Santiago había descubierto que, con el tiempo, aquellas lenguas que no se practicaban, se olvidaban y quedaban como recuerdos vagos en nuestra mente. En algunas ocasiones nos mandaban sus detalles, pero los percibíamos en la lejanía como experiencias que tuvimos y ya no recordábamos.
Era necesario volver al país de origen, o estar entre un grupo con esa misma lengua para que todo lo que anidaba en nuestro interior saliera sin ningún problema y nos devolviera todas esas hermosas experiencias que habíamos tenido con ellas.
“Si tu voluntad no fuese la mía tampoco podría ser la de nuestro Padre. Esto significaría que habrías aprisionado la tuya, y que no le has permitido ser libre. Solo no puedes hacer nada porque solo no eres nada”.
“Yo no soy nada sin el Padre y tú no eres nada sin mí porque al negar al Padre te niegas a ti mismo. Siempre me acordaré de ti, y en el hecho de que me acuerde de ti radica el que tú te acuerdes de ti mismo”.
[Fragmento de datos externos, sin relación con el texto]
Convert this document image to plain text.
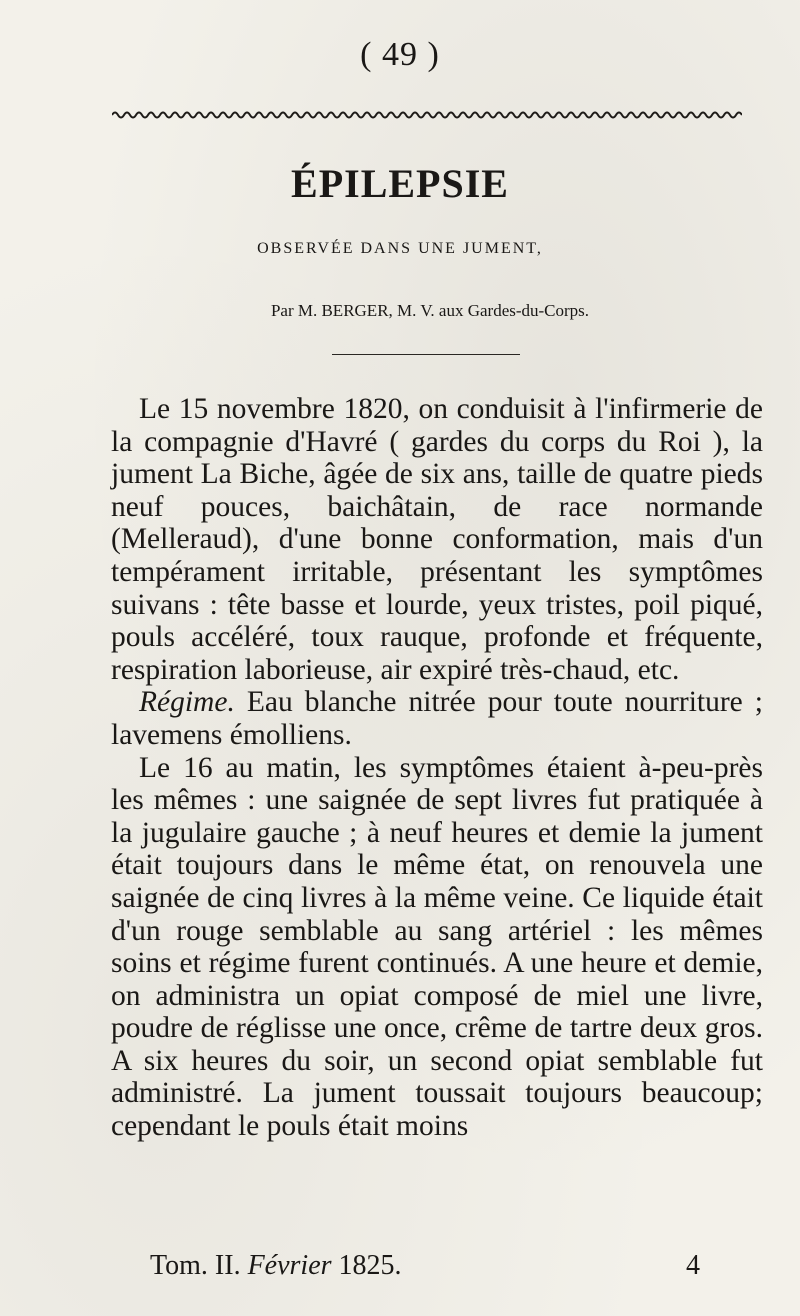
( 49 )
ÉPILEPSIE
OBSERVÉE DANS UNE JUMENT,
Par M. BERGER, M. V. aux Gardes-du-Corps.

Le 15 novembre 1820, on conduisit à l'infirmerie de la compagnie d'Havré ( gardes du corps du Roi ), la jument La Biche, âgée de six ans, taille de quatre pieds neuf pouces, baichâtain, de race normande (Melleraud), d'une bonne conformation, mais d'un tempérament irritable, présentant les symptômes suivans : tête basse et lourde, yeux tristes, poil piqué, pouls accéléré, toux rauque, profonde et fréquente, respiration laborieuse, air expiré très-chaud, etc.

Régime. Eau blanche nitrée pour toute nourriture ; lavemens émolliens.

Le 16 au matin, les symptômes étaient à-peu-près les mêmes : une saignée de sept livres fut pratiquée à la jugulaire gauche ; à neuf heures et demie la jument était toujours dans le même état, on renouvela une saignée de cinq livres à la même veine. Ce liquide était d'un rouge semblable au sang artériel : les mêmes soins et régime furent continués. A une heure et demie, on administra un opiat composé de miel une livre, poudre de réglisse une once, crême de tartre deux gros. A six heures du soir, un second opiat semblable fut administré. La jument toussait toujours beaucoup; cependant le pouls était moins

Tom. II. Février 1825.	4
“En nuestro mutuo recuerdo radica nuestro recuerdo de Dios. Y en ese recuerdo radica tu libertad porque tu libertad está en Él. Únete, pues, a mí en alabanza de Él y de ti que fuiste creado por Él”.
“Este es nuestro regalo de gratitud hacia Él, que Él, a su vez, compartirá con todas Sus creaciones, a las que da por igual todo lo que es aceptable para Él. Por ello, te dará el regalo de la libertad. Su Voluntad lo dispone así: al ofrecer libertad, te liberarás”.
Santiago admitía que recordar las lenguas le hacía bien. Y, de la misma manera, recordar que Dios nos hizo. Nos hizo iguales. Nos dio sus mejores dones. La libertad fue el más determinante de todos.
Ese es el secreto de la vida. Al buscar la libertad, no podemos olvidarnos de Quién nos hizo, y de Quién nos ama. Ese recuerdo lo debemos cultivar en nuestras relaciones tal como hacemos con las lenguas para que no olvidemos de dónde viene la libertad.